Smartcity fairs, in which we participate, are often oriented around connected objects, energy, the exploitation and optimization of resources, natural resources, improvement of the environment. This development is structural and commendable.
Similarly, many application maps published by Smartcity specialists exist. They list the components and applications in the smart city ecosystem, without however addressing the subject of active citizen listening.
Indeed, it is surprising that the Smartcity is rarely considered from the angle of optimizing relationships and information shared with the citizen. However, it seems to us that the notions ‘citizen 3.0’, ‘administration 3.0’ should take a greater place.
Artificial intelligence cannot, at present, completely reliably answer citizens’ questions. Unlike image recognition, so-called ‘artificial intelligence’ software still misunderstands and struggles to remove ambiguities in language. Artificial intelligence, as powerful as it is, is not able to understand and interpret the provisions of the Civil Code or the Urban Planning Code for example (…).

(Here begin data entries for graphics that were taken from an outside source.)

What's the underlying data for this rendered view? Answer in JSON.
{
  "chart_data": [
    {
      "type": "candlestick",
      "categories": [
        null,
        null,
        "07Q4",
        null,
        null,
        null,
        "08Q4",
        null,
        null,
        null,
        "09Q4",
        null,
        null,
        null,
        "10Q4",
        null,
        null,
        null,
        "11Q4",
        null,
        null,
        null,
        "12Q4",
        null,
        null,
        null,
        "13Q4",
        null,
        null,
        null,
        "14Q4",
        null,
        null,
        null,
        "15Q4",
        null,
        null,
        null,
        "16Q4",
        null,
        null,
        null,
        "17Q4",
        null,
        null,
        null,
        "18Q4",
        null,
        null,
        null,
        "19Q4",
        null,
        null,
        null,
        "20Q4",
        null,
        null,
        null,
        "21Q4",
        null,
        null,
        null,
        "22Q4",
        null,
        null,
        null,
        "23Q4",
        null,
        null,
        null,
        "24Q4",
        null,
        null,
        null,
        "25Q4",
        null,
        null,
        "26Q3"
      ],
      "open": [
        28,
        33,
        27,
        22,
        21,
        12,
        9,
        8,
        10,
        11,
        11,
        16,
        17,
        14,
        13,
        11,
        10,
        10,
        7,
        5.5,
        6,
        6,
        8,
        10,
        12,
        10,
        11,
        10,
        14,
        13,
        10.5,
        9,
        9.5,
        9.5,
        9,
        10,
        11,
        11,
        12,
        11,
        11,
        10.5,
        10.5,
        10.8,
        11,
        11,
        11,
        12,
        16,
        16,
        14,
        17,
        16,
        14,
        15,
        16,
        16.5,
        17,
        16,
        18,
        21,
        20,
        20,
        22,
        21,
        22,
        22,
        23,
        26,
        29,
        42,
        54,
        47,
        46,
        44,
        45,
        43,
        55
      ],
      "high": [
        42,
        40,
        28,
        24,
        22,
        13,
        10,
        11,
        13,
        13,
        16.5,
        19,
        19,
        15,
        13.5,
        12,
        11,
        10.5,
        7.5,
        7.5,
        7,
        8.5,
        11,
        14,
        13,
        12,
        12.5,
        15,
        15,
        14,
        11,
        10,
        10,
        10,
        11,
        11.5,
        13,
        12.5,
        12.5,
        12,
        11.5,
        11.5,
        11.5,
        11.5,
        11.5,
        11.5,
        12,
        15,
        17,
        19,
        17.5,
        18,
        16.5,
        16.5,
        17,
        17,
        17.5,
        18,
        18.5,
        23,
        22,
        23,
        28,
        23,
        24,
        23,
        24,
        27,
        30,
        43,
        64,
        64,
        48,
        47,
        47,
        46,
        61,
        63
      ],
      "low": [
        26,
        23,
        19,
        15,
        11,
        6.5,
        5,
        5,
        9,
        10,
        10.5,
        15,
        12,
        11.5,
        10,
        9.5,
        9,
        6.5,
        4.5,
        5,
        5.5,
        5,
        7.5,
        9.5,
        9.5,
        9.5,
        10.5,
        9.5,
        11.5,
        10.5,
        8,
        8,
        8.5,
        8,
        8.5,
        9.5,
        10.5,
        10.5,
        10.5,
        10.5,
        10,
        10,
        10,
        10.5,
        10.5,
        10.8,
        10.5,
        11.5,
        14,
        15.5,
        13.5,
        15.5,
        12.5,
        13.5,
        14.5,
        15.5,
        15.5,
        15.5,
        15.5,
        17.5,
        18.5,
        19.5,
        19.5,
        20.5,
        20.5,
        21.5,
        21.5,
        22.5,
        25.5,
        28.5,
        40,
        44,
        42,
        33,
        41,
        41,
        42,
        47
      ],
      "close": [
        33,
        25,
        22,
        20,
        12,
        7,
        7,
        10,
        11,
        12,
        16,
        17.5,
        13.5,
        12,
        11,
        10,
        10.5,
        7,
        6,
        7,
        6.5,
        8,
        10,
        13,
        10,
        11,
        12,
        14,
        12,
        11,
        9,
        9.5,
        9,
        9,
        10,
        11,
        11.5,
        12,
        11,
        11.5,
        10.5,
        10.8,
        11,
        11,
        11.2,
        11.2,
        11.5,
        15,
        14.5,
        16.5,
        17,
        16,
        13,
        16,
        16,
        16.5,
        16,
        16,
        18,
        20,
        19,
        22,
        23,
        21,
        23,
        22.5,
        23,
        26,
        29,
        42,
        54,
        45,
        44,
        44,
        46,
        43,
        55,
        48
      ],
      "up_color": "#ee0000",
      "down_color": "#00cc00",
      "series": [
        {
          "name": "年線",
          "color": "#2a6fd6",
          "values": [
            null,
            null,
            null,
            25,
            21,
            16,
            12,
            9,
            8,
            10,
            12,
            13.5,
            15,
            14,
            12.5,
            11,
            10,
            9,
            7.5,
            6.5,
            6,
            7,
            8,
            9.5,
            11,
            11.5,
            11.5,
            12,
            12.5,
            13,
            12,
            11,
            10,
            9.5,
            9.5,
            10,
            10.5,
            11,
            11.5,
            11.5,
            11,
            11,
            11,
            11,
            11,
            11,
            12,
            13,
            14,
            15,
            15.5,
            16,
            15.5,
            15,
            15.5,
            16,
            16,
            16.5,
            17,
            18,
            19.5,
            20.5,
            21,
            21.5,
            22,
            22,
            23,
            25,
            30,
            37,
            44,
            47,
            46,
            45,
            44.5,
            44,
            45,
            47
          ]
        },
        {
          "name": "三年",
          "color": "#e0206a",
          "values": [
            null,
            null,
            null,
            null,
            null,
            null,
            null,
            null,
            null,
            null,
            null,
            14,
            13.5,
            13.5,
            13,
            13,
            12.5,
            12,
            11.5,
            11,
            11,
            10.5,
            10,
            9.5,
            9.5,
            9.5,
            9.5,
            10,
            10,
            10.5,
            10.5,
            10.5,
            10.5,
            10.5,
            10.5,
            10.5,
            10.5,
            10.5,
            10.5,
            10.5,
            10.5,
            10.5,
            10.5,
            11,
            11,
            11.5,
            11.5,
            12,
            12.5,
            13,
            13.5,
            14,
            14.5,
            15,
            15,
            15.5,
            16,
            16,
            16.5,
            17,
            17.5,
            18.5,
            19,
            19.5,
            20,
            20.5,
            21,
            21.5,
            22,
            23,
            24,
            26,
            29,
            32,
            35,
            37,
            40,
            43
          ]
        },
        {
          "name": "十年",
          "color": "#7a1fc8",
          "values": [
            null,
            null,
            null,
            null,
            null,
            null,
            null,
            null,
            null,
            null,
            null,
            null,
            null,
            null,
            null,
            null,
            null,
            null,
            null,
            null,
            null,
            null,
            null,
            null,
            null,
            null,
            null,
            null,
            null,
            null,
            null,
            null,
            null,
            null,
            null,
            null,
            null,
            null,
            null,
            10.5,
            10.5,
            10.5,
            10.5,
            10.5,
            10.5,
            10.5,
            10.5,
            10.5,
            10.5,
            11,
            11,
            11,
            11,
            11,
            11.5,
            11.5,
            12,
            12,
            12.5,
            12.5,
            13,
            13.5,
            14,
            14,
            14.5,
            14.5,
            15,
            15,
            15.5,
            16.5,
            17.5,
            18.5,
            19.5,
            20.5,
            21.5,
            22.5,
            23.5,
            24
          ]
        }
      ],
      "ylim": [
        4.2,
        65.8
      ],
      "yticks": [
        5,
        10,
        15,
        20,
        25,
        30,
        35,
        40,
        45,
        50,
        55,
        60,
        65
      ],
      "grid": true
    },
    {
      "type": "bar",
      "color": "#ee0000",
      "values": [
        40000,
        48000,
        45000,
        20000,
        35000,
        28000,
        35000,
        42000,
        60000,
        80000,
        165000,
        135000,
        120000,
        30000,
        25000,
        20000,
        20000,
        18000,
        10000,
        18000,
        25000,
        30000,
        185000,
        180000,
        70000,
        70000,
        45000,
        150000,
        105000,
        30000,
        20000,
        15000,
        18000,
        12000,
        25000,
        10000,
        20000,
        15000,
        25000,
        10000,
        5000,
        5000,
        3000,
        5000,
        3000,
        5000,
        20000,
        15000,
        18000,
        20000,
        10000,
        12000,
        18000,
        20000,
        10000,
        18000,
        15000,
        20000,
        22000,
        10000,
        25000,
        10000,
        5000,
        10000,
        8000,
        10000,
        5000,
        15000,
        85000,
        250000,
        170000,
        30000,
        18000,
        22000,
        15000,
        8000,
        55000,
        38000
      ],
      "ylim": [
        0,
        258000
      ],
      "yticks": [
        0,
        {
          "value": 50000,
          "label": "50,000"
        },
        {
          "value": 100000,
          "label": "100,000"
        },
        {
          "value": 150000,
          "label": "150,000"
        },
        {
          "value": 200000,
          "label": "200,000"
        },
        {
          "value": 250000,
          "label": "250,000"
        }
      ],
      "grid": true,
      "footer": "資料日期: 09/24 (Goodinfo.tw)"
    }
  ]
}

At most, it would be able to orient towards a text, such as an open-text search engine… but it does not fulfill the purpose of listening, understanding and answering specific questions.
However, citizens should be able to formulate their questions and receive precise and ‘certified’ answers.
The main tools on the market are those of the ticketing type (1 question = 1 ticket), FAQ (frequently asked questions) more or less elaborate, open-text search engines (see Google), or chatbots. However, these tools do not meet the objective or involve heavy investments (30,000 to +150,000 € per process), to ultimately obtain a ratio of 50% satisfaction (60-70% in some specific cases).
In our opinion, the most efficient and economical solution is the use of a dynamic FAQ associated with administrative teams: using hybrid solutions that combine human and machine learning.
Machine learning, combined with human referents, makes it possible to take advantage of the best of both worlds: the machine is perfect for automatically processing redundancies and applying workflows; the human thus ‘augmented’ finds all its value in knowing how to interpret complex rules, make links with related subjects, all while appealing to a critical mind and a judgment imbued with hindsight and sensitivity. The human singularity would become an asset in a world invaded by robots.
Public and private actors could listen to citizens, respond effectively and continuously improve thanks to their ‘augmented agents’. In perpetual search for economy and efficiency, they could optimize their services quantitatively (fewer agents to deal with redundant questions or not) and qualitatively (better listening and alignment of answers), for the happiness of users, customers and administrators.